Careful Words

mortality (n.)

  Child of mortality, whence comest thou? Why is thy countenance sad, and why are thine eyes red with weeping?

Mrs Barbauld (1743-1825): Hymns in Prose. xiii.

How gladly would I meet

Mortality my sentence, and be earth

Insensible! how glad would lay me down

As in my mother's lap!

John Milton (1608-1674): Paradise Lost. Book x. Line 775.

How fading are the joys we dote upon!

Like apparitions seen and gone.

But those which soonest take their flight

Are the most exquisite and strong,—

Like angels' visits, short and bright;

Mortality's too weak to bear them long.

John Norris (1657-1711): The Parting.

The clouds that gather round the setting sun

Do take a sober colouring from an eye

That hath kept watch o'er man's mortality.

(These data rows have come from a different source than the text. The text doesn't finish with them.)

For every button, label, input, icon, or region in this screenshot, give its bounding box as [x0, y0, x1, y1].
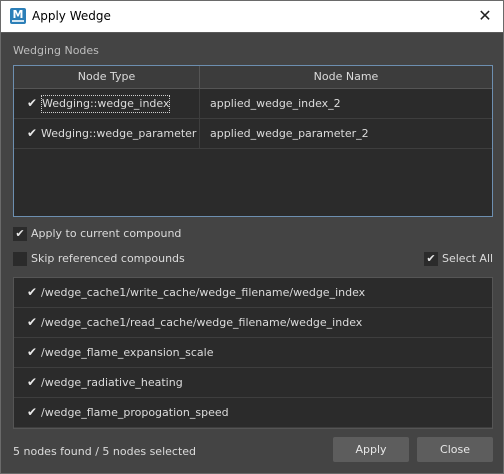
list-item[interactable]: ✔ /wedge_cache1/read_cache/wedge_filenam…: [14, 308, 492, 338]
checkmark-icon[interactable]: ✔: [27, 119, 37, 148]
apply-current-label: Apply to current compound: [31, 227, 182, 240]
wedging-nodes-table: Node Type Node Name ✔ Wedging::wedge_ind…: [13, 65, 493, 217]
node-path-text: /wedge_flame_expansion_scale: [41, 346, 214, 359]
node-path-text: /wedge_cache1/write_cache/wedge_filename…: [41, 286, 366, 299]
select-all-checkbox[interactable]: ✔: [424, 252, 438, 266]
checkmark-icon[interactable]: ✔: [27, 89, 37, 118]
skip-referenced-label: Skip referenced compounds: [31, 252, 185, 265]
apply-current-checkbox[interactable]: ✔: [13, 227, 27, 241]
column-header-node-type[interactable]: Node Type: [14, 66, 200, 88]
node-path-list: ✔ /wedge_cache1/write_cache/wedge_filena…: [13, 277, 493, 429]
checkmark-icon[interactable]: ✔: [27, 398, 37, 427]
node-name-cell: applied_wedge_parameter_2: [210, 127, 369, 140]
checkmark-icon[interactable]: ✔: [27, 338, 37, 367]
title-bar: M Apply Wedge ✕: [1, 1, 503, 33]
checkmark-icon[interactable]: ✔: [27, 278, 37, 307]
list-item[interactable]: ✔ /wedge_flame_expansion_scale: [14, 338, 492, 368]
checkmark-icon[interactable]: ✔: [27, 368, 37, 397]
wedging-nodes-label: Wedging Nodes: [13, 44, 99, 57]
maya-app-icon: M: [10, 8, 26, 24]
checkmark-icon[interactable]: ✔: [27, 308, 37, 337]
select-all-label: Select All: [442, 252, 494, 265]
apply-button[interactable]: Apply: [333, 437, 409, 462]
node-type-text: Wedging::wedge_parameter: [41, 127, 197, 140]
close-button[interactable]: Close: [417, 437, 493, 462]
node-type-cell: ✔ Wedging::wedge_index: [14, 89, 200, 118]
list-item[interactable]: ✔ /wedge_flame_propogation_speed: [14, 398, 492, 428]
node-type-cell: ✔ Wedging::wedge_parameter: [14, 119, 200, 148]
close-icon[interactable]: ✕: [475, 6, 495, 26]
window-title: Apply Wedge: [32, 9, 111, 23]
apply-wedge-dialog: M Apply Wedge ✕ Wedging Nodes Node Type …: [0, 0, 504, 474]
table-header: Node Type Node Name: [14, 66, 492, 89]
node-path-text: /wedge_cache1/read_cache/wedge_filename/…: [41, 316, 363, 329]
node-path-text: /wedge_flame_propogation_speed: [41, 406, 229, 419]
table-row[interactable]: ✔ Wedging::wedge_parameter applied_wedge…: [14, 119, 492, 149]
node-path-text: /wedge_radiative_heating: [41, 376, 183, 389]
skip-referenced-checkbox[interactable]: [13, 252, 27, 266]
node-type-text: Wedging::wedge_index: [41, 95, 171, 113]
table-row[interactable]: ✔ Wedging::wedge_index applied_wedge_ind…: [14, 89, 492, 119]
status-text: 5 nodes found / 5 nodes selected: [13, 445, 197, 458]
list-item[interactable]: ✔ /wedge_radiative_heating: [14, 368, 492, 398]
column-header-node-name[interactable]: Node Name: [200, 66, 492, 88]
node-name-cell: applied_wedge_index_2: [210, 97, 341, 110]
list-item[interactable]: ✔ /wedge_cache1/write_cache/wedge_filena…: [14, 278, 492, 308]
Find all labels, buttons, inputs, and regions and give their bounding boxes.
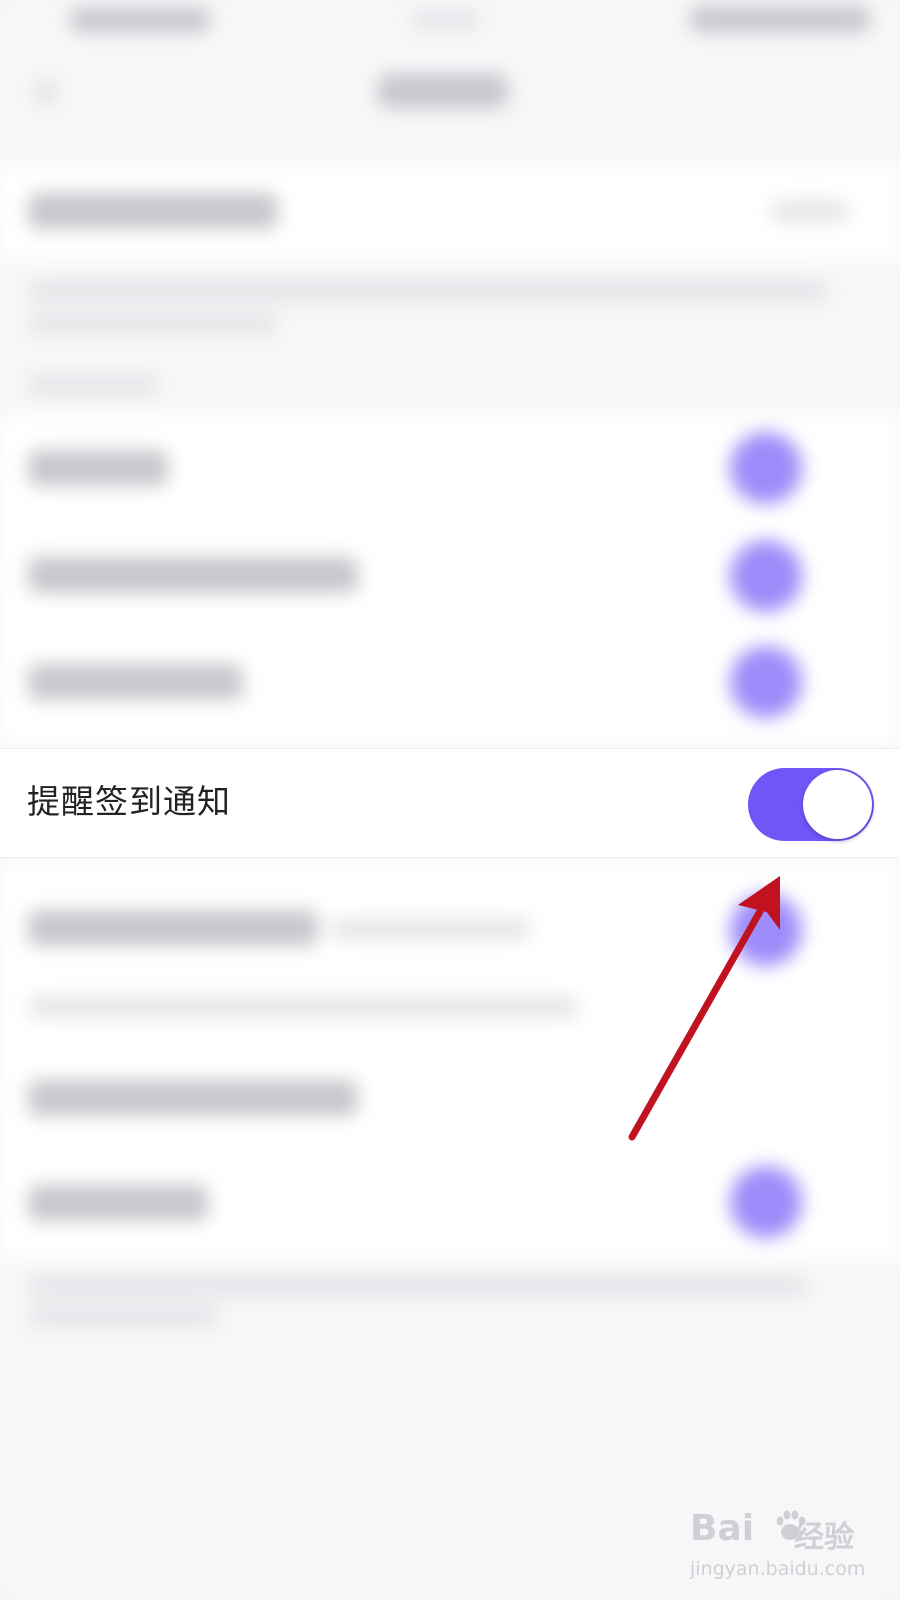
watermark: Bai 经验 jingyan.baidu.com	[686, 1508, 865, 1588]
arrow-shaft	[628, 888, 775, 1141]
annotation-arrow-icon	[628, 876, 780, 1141]
watermark-suffix: 经验	[794, 1520, 854, 1555]
watermark-logo: Bai	[690, 1508, 755, 1549]
watermark-url: jingyan.baidu.com	[690, 1558, 866, 1580]
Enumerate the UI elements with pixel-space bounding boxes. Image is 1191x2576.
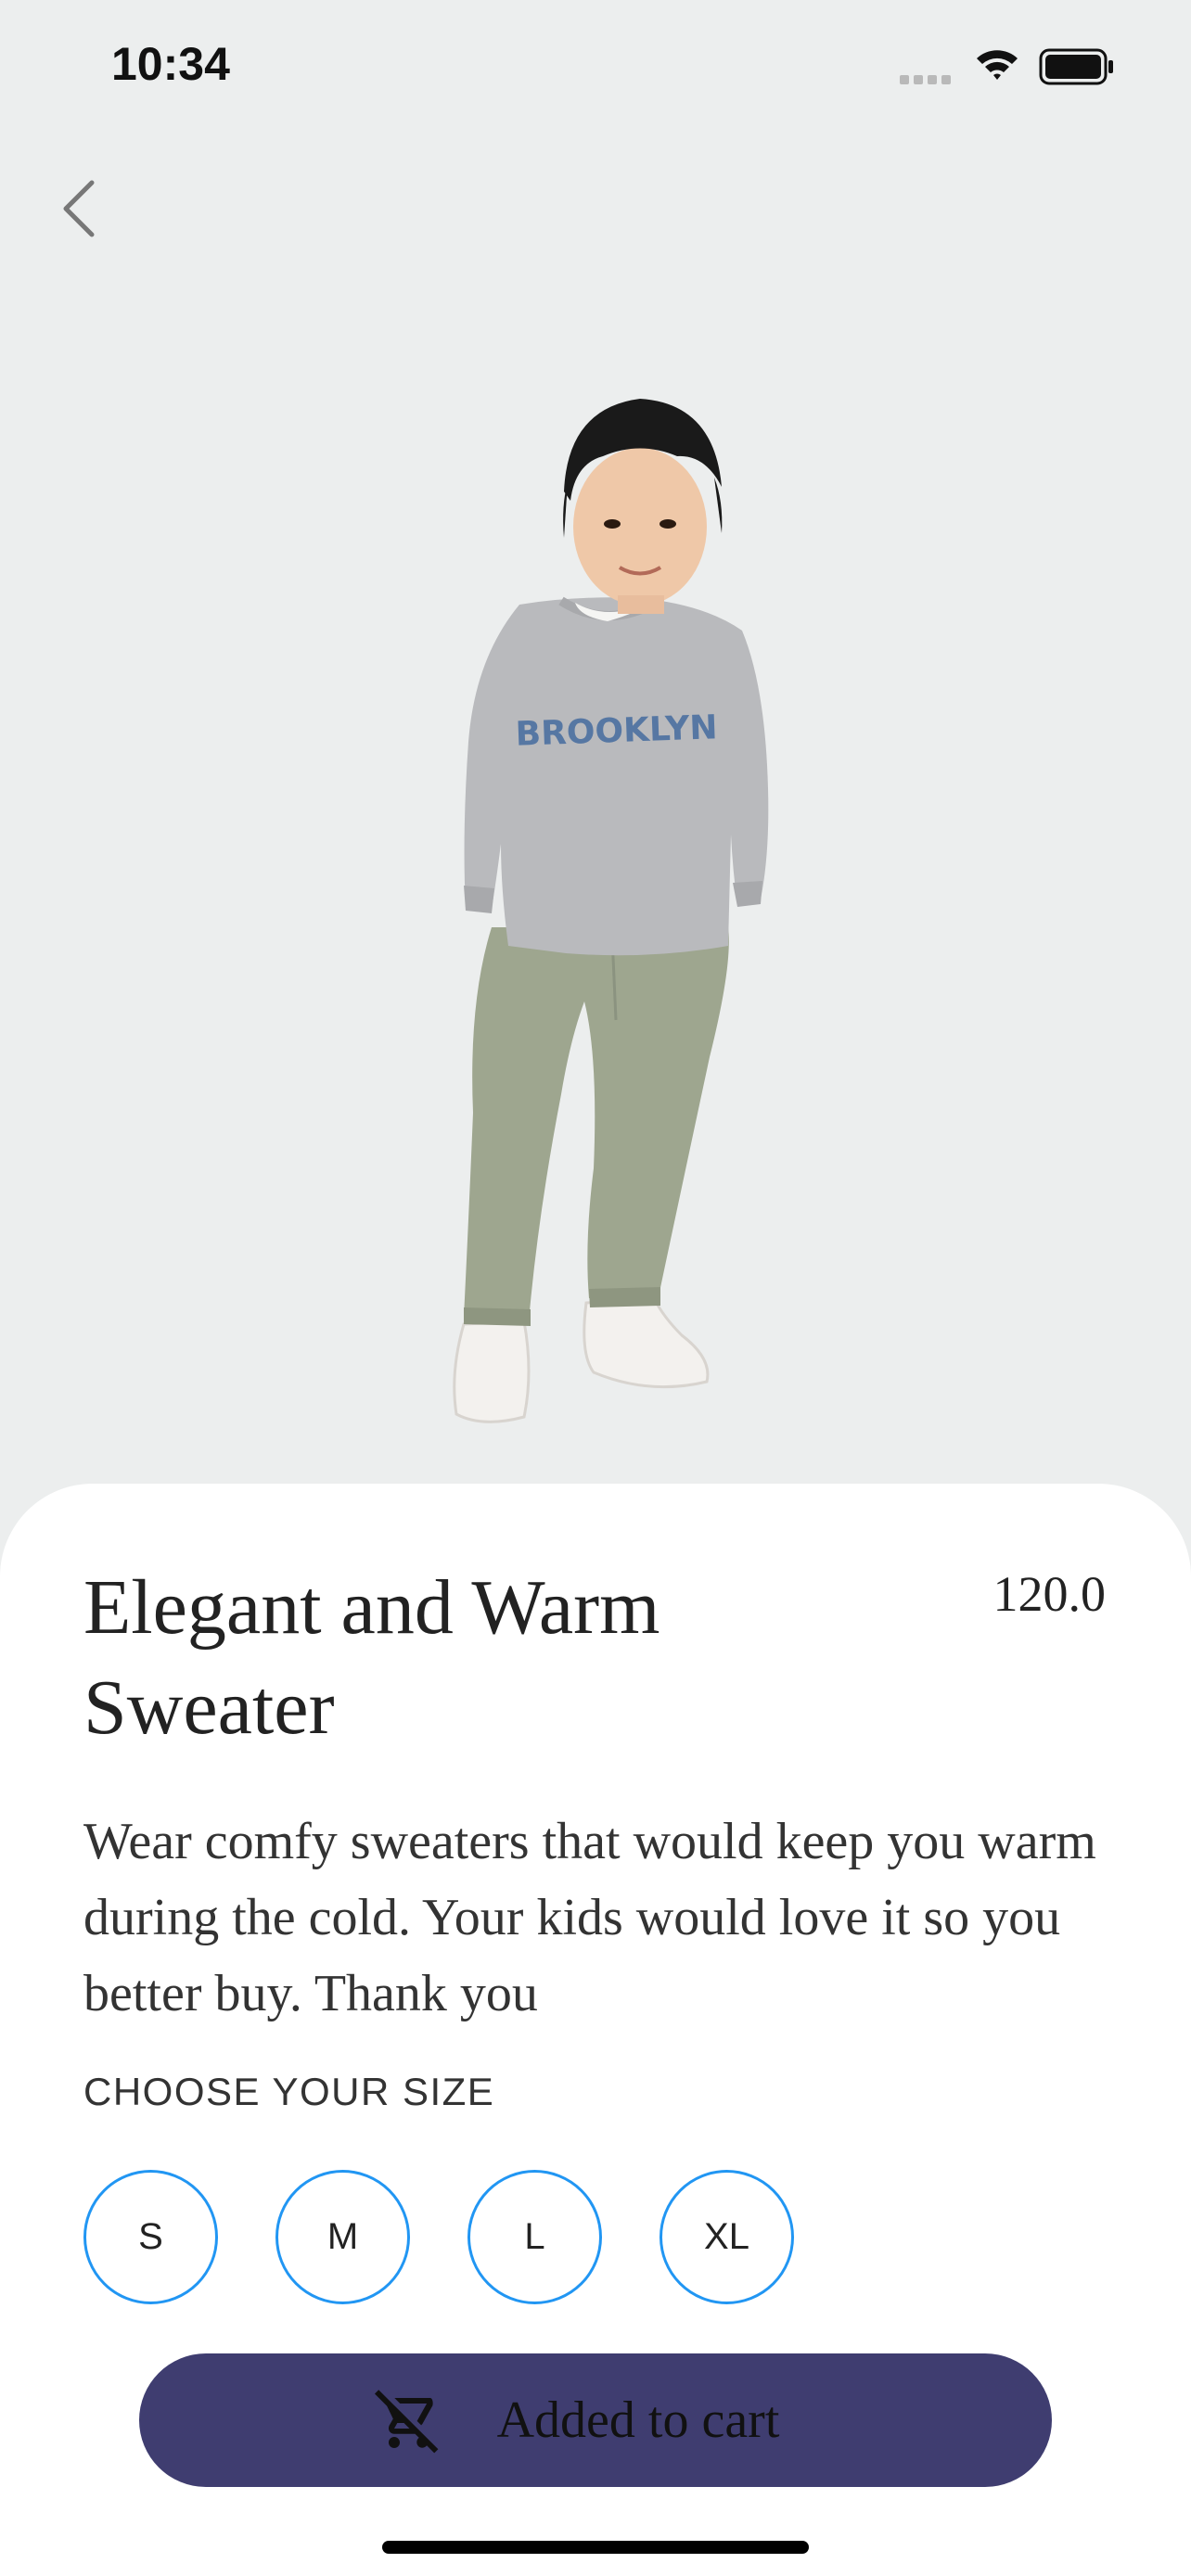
status-time: 10:34 [111,38,230,90]
battery-icon [1039,48,1115,90]
status-bar: 10:34 [0,0,1191,139]
size-option-xl[interactable]: XL [660,2170,794,2304]
product-details-sheet: Elegant and Warm Sweater 120.0 Wear comf… [0,1484,1191,2576]
size-section-label: CHOOSE YOUR SIZE [83,2070,495,2113]
size-options: S M L XL [83,2170,794,2304]
home-indicator[interactable] [382,2541,809,2554]
shoe-right [583,1296,710,1389]
sweater-print-text: BROOKLYN [515,708,718,754]
shoe-left [453,1320,531,1423]
chevron-left-icon [63,180,95,237]
added-to-cart-button[interactable]: Added to cart [139,2353,1052,2487]
size-option-s[interactable]: S [83,2170,218,2304]
cellular-signal-icon [900,72,955,89]
pants [464,927,729,1326]
size-option-l[interactable]: L [467,2170,602,2304]
child-head [563,399,723,614]
wifi-icon [974,46,1020,88]
product-image: BROOKLYN [0,352,1191,1484]
added-to-cart-label: Added to cart [496,2391,780,2449]
size-option-m[interactable]: M [275,2170,410,2304]
product-price: 120.0 [992,1566,1107,1622]
sweater: BROOKLYN [464,596,769,956]
product-description: Wear comfy sweaters that would keep you … [83,1813,1096,2022]
remove-shopping-cart-icon [374,2387,442,2454]
product-title: Elegant and Warm Sweater [83,1564,660,1751]
back-button[interactable] [46,167,111,250]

William Wordsworth (1770-1850): Ode. Intimations of Immortality. Stanza 11.

Since brass, nor stone, nor earth, nor boundless sea,

But sad mortality o'ersways their power,

How with this rage shall beauty hold a plea,

Whose action is no stronger than a flower?

William Shakespeare (1564-1616): Sonnet lxv.

  To smell to a turf of fresh earth is wholesome for the body; no less are thoughts of mortality cordial to the soul.

Thomas Fuller (1608-1661): Holy and Profane State. The Virtuous Lady.

Who then to frail mortality shall trust

But limns on water, or but writes in dust.

William Shakespeare (1564-1616): The World.